NEW: Here is the Trump team's pre-motion letter on why, in their view, the Supreme Court's immunity decision means Judge Merchan should set aside the NY verdict (via Frank G. Runyeon, Law360) s3.documentcloud.org/documents/24...
I'm going to repost Frank Runyeon's helpful analysis of the aspects of the testimony that the Trump team is challenging:
- Hope Hicks' testimony
- Tweets
- Ethics filing
- Call records
HICKS'S TESTIMONY: ADA Steinglass called testimony by Trump's fmr White House aide Hope Hicks "devastating," defense notes.
But, per Trump, that should never have been introduced at trial, presumably because the conversation was between the president and his staffer. (via Frank G. Runyeon, Law360)
TWEETS: Defense counsel said these tweets also should never have been shown to the jury, because they were official communications to the public during his first term in the White House. (via Frank G. Runyeon, Law360)
ETHICS FILING: Trump's @OfficeGovEthics form was also an "official act" that the DA shouldn't have been able to rely on as evidence, defense argues. (via Frank G. Runyeon, Law360)
TRUE: The Supreme Court's immunity decision is unlikely to unsettle the NY verdict
TRUE: Trump's charged conduct consisted of *unofficial* acts
FALSE: Trump's charged conduct took place before his presidency (he was mostly charged for reimbursements to Michael Cohen made while he was president)
One thing I'm genuinely unclear on is how NY state appellate courts will treat SCOTUS' discussion about the admissibility of "official acts" evidence in a criminal prosecution. That particular section of the decision wasn't grounded in a Constitutional principle applicable to states, and New York...
...doesn't follow the federal rules of evidence (New York famously has no formal rules of evidence). I'm unclear on what preemptive effect the evidentiary holding, as opposed to the immunity holding, has on state courts.
I think Trump has the further hurdle in New York that he waited until well after the deadline for pretrial motions to raise this argument (even though he had done so already in other cases), and the trial court denied it because it was untimely.
I disagree on the first point because it depends on treating SCOTUS as fair minded arbiters of law. His political allies in the federal judiciary will act under color of law to keep him free and immune from consequence so long as he remains in good political standing.
I think it's been demonstrated he doesn't need a strong argument, or any argument. Simply keep appealing until he gets the result he wants.
We need to stop pretending there's any meaningful rule of law at this point. The SC has proven that beyond reasonable argument.

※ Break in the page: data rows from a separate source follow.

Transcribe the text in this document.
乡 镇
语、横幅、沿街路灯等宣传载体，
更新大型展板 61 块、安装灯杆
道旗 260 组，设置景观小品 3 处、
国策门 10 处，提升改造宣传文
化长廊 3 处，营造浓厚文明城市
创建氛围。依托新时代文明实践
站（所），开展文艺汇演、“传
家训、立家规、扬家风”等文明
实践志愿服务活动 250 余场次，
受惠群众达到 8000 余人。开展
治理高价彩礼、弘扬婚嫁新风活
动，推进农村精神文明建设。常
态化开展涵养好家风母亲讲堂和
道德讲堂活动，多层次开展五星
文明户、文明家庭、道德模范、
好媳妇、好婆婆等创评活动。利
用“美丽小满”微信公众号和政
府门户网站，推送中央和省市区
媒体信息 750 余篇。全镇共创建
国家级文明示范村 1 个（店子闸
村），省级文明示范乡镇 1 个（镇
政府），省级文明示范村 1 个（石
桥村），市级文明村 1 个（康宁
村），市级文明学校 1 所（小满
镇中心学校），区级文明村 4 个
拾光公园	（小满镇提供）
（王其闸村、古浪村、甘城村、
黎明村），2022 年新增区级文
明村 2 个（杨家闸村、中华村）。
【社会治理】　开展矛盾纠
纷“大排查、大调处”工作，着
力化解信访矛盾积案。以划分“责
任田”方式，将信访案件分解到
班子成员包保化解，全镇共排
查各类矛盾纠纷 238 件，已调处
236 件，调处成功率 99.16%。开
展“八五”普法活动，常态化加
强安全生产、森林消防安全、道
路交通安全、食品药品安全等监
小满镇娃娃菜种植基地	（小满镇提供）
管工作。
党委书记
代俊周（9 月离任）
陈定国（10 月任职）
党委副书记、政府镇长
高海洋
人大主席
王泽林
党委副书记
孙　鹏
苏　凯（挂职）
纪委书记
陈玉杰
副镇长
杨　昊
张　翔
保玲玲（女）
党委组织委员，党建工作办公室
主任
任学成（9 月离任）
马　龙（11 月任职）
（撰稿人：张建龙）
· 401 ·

Virtually all of the criminal conduct took place in the White House, and plenty of the evidence consisted of his tweets and public statements while President. This will create a "presumption of immunity" so long as he remains in good political standing.
But I don't think the legal arguments matter.
Tweets are public, so how can those be withheld? Signing a personal check for a personal lawyer even while sitting at the Resolute Desk is a personal act. Can we argue using a personal phone making personal calls is not an official duty? Let Russia & China listen but not Americans?
I had been under the impression that at least some counts covered conduct entirely before the inauguration, but apparently that's not the case. In fact it appears the earliest charged act took place on Feb 14, 2017.
SCOTUS can make pull the idea of Presidential immunity out of thin air and somehow you want to try to use logic to convince us that he can not possibly win with this motion? Color me skeptical.